'This Week' Transcript: Gov. Schwarzenegger

You've got to recognize that this is the time, now, to renegotiate and to work in a different way -- like we have proposed a furlough to have, you know, our state workers, for instance, not work one day a week and not get paid for that day.

We've got to find ways to cut down, because there's not that much money around, right now. It's a different world.

STEPHANOPOULOS: So reform, but if they reform, then they can get some of the federal money?

SCHWARZENEGGER: Then I'm fine with that, yes.

STEPHANOPOULOS: You mentioned a stimulus, aid to state and local governments, as well. You've actually petitioned President Bush and leaders in Congress, saying that they should pass a stimulus package.

Now, yet President Bush is resisting that. So are your Republican colleagues in the Congress.

SCHWARZENEGGER: Well, I think that there's different ways of thinking. You know, that doesn't mean that when I, as a governor, who have my stated interest -- you know, I represent the state. You know, I don't care about what anyone's philosophy is. I will fight for the State of California. And so I proposed that we should get help from the federal government, if we can -- again, also, like the car manufacturers -- can prove that we have our fiscal house in order, and that we can solve our problems ourselves.

But give us, in this emergency kind of a situation, or in this crisis, some additional money. Help us with Medi-Cal and with some other kind of things that -- because, remember that Washington is collecting from California so much money that they are, you know, giving us 80 cents on the dollar.

So I think, when we are in a state of emergency like this, I think that Washington can give some of that money to the state. And we're not talking about a lot of money, but maybe $5 billion a year, for the next three years, until we get out of this economic crunch that we're in.

STEPHANOPOULOS: The economic advisers to President-Elect Obama see this emergency, as well.
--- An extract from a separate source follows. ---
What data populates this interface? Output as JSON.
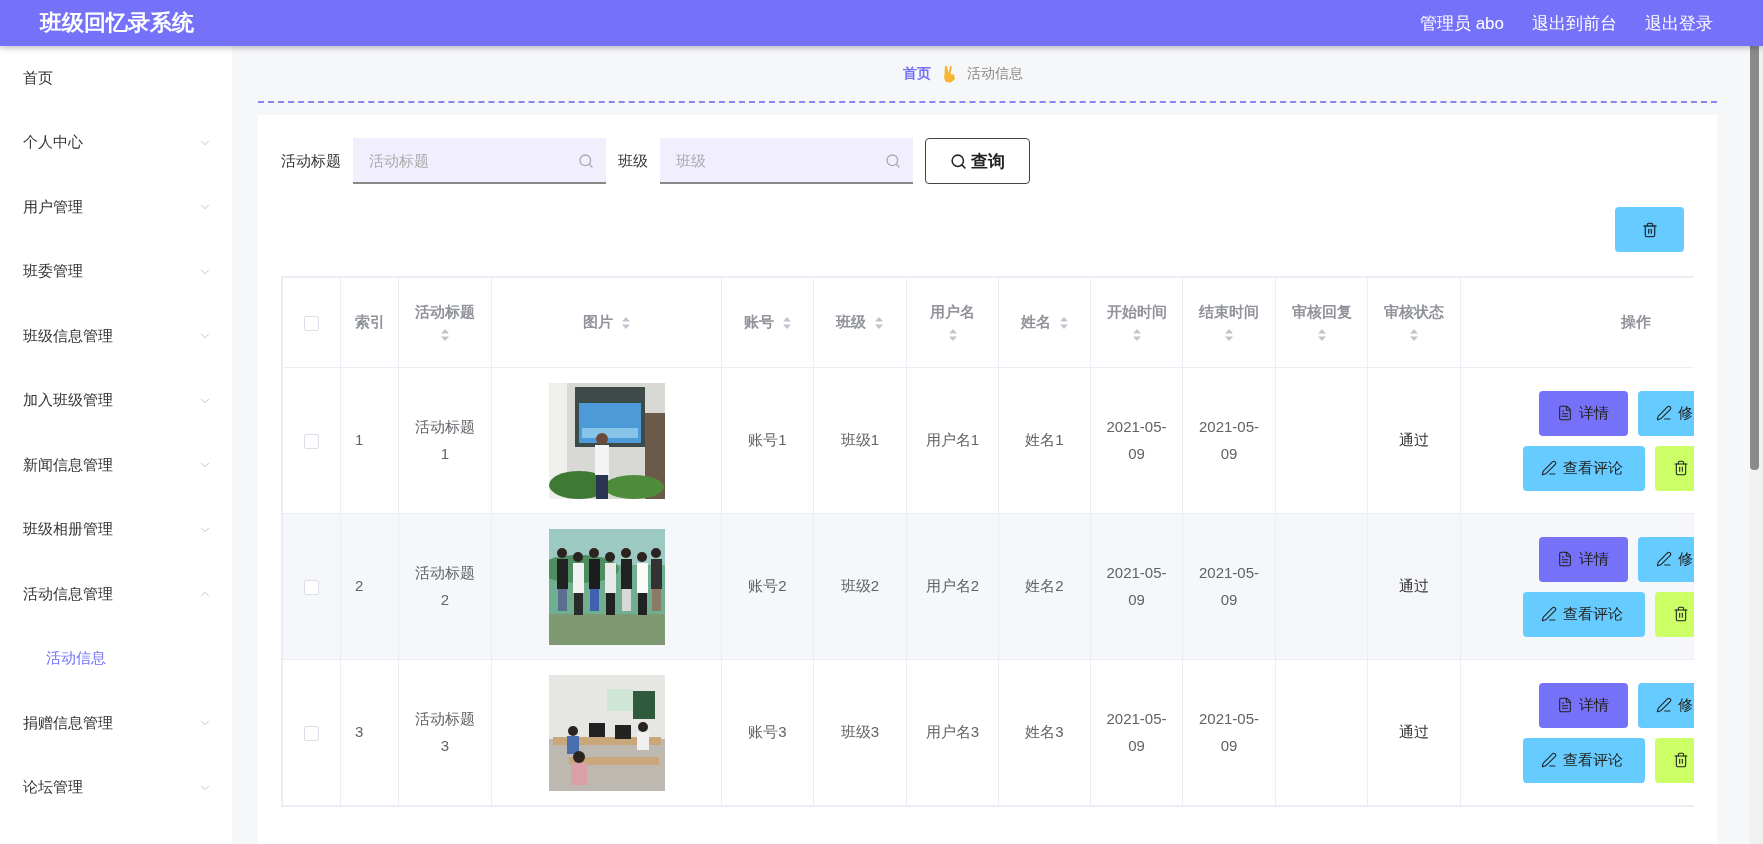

And some of them say, you know, next year we're going to have 8 percent or 9 percent unemployment in this country.

The Federal Reserve is out of any room to maneuver. And they say that it might even be necessary to consider a stimulus package of $500 billion, $600 billion. Do you support that?

SCHWARZENEGGER: Well, I cannot get into the numbers, you know? But I can tell you one thing.

The most important thing, right now, is to recognize the fact that this is not the end of the economic slowdown. There is no sign that shows that there's an upswing next year.

So when you come up with rescue packages, or with economic stimulus packages and all those things, don't think just about now. Think what will happen within the next few months or the next year. Things will get worse. Unemployment will get worse. The housing crisis will get worse. The mortgage situation is going to get worse.

So what we have to do is we have to plan for that worst situation, rather than always one month at a time. And then, each month, we have to make the adjustments and adjustments and adjustments.

And that's when the people of the United States and of the various different states start losing faith in government. They say they don't have their act together. They change all the time. They change the package all the time. They have a rescue package number one, and number two, number three, and number four. Why not just come up with a good program?